In an election year, U.S. states hold either primaries or caucuses in which registered voters choose nominees to attend the national party conventions where the presidential candidates will be selected.

Most U.S. states hold primaries -- a statewide process of selecting delegates through a secret ballot.

Primaries rely on a traditional ballot system that would be familiar to Canadian voters.

During an open primary, held in 19 states, including Texas and Virginia, voters can cast ballots for a candidate from any political party.

In a closed primary, individuals can vote only for a candidate representing the political party to which they belong. For example, a voter who registered as a Republican can only vote in the Republican primary.

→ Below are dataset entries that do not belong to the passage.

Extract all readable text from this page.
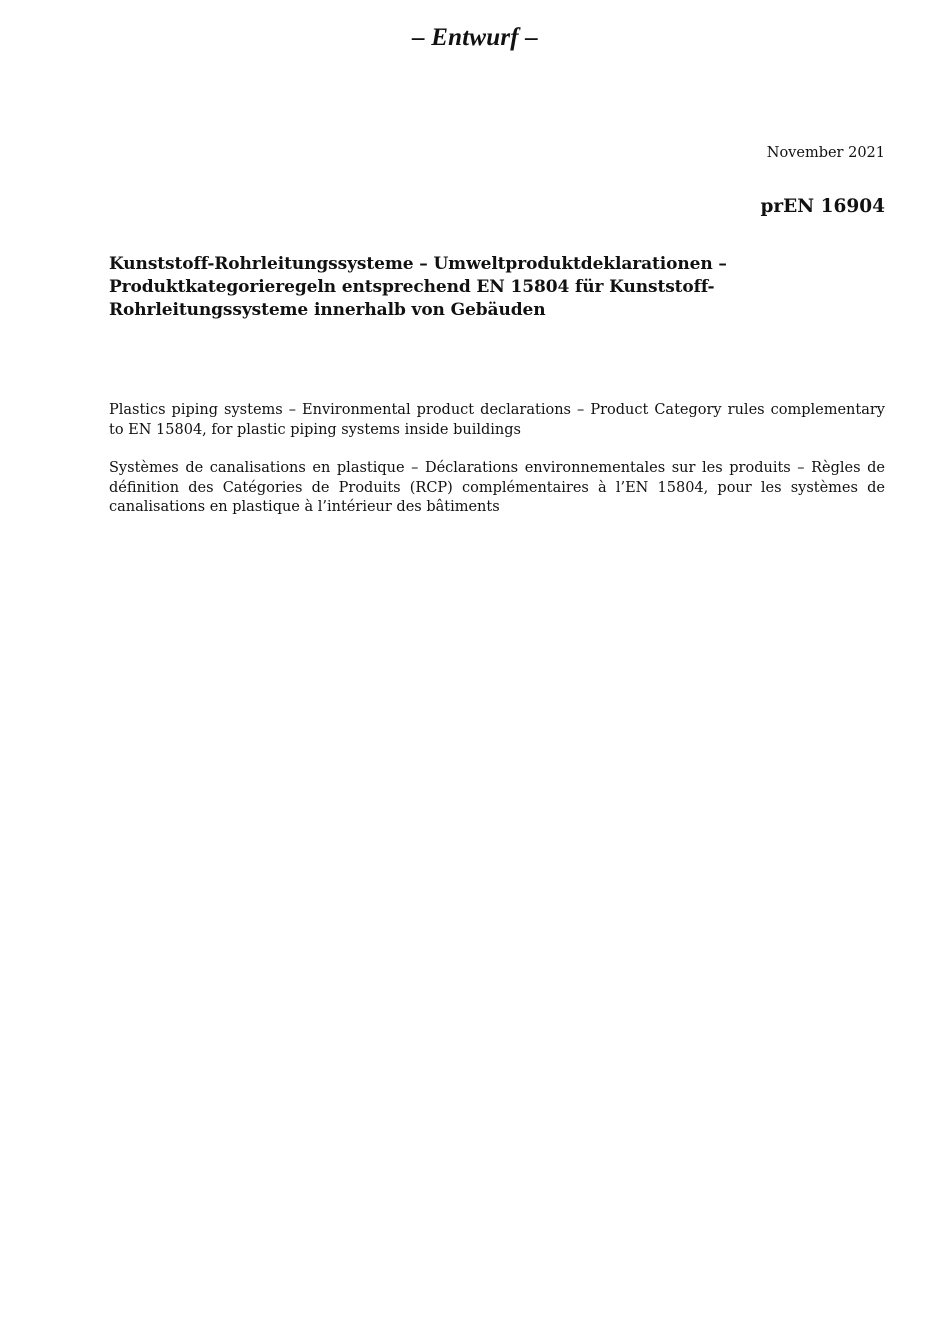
– Entwurf –
November 2021
prEN 16904
Kunststoff-Rohrleitungssysteme – Umweltproduktdeklarationen – Produktkategorieregeln entsprechend EN 15804 für Kunststoff-Rohrleitungssysteme innerhalb von Gebäuden
Plastics piping systems – Environmental product declarations – Product Category rules complementary to EN 15804, for plastic piping systems inside buildings
Systèmes de canalisations en plastique – Déclarations environnementales sur les produits – Règles de définition des Catégories de Produits (RCP) complémentaires à l’EN 15804, pour les systèmes de canalisations en plastique à l’intérieur des bâtiments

Most U.S. states hold closed primaries.

What are caucuses?

Caucuses are more akin to public meetings, that include speeches and debates before the voting takes place.

Alaska, Colorado, Hawaii, Kansas, Maine, Minnesota, Nevada, North Dakota, Wyoming and Iowa are the only states to rely solely on the caucus voting format.

Caucuses allow participants to openly show support for candidates, and voting is often done by raising hands. Typically, registered voters can only participate in the caucus that they’re affiliated to.

Why are Iowa and New Hampshire so important?

Iowa, which uses a caucus system, and New Hampshire, which holds primaries, are the first states to vote in a presidential election year. In these races, candidates can either gain momentum or decide whether it's time to bow out of the race.

In the last 10 New Hampshire primaries, the winner of the Republican race went on to become the eventual nominee eight times. On the Democratic side, seven winners went on to become the party's presidential candidate.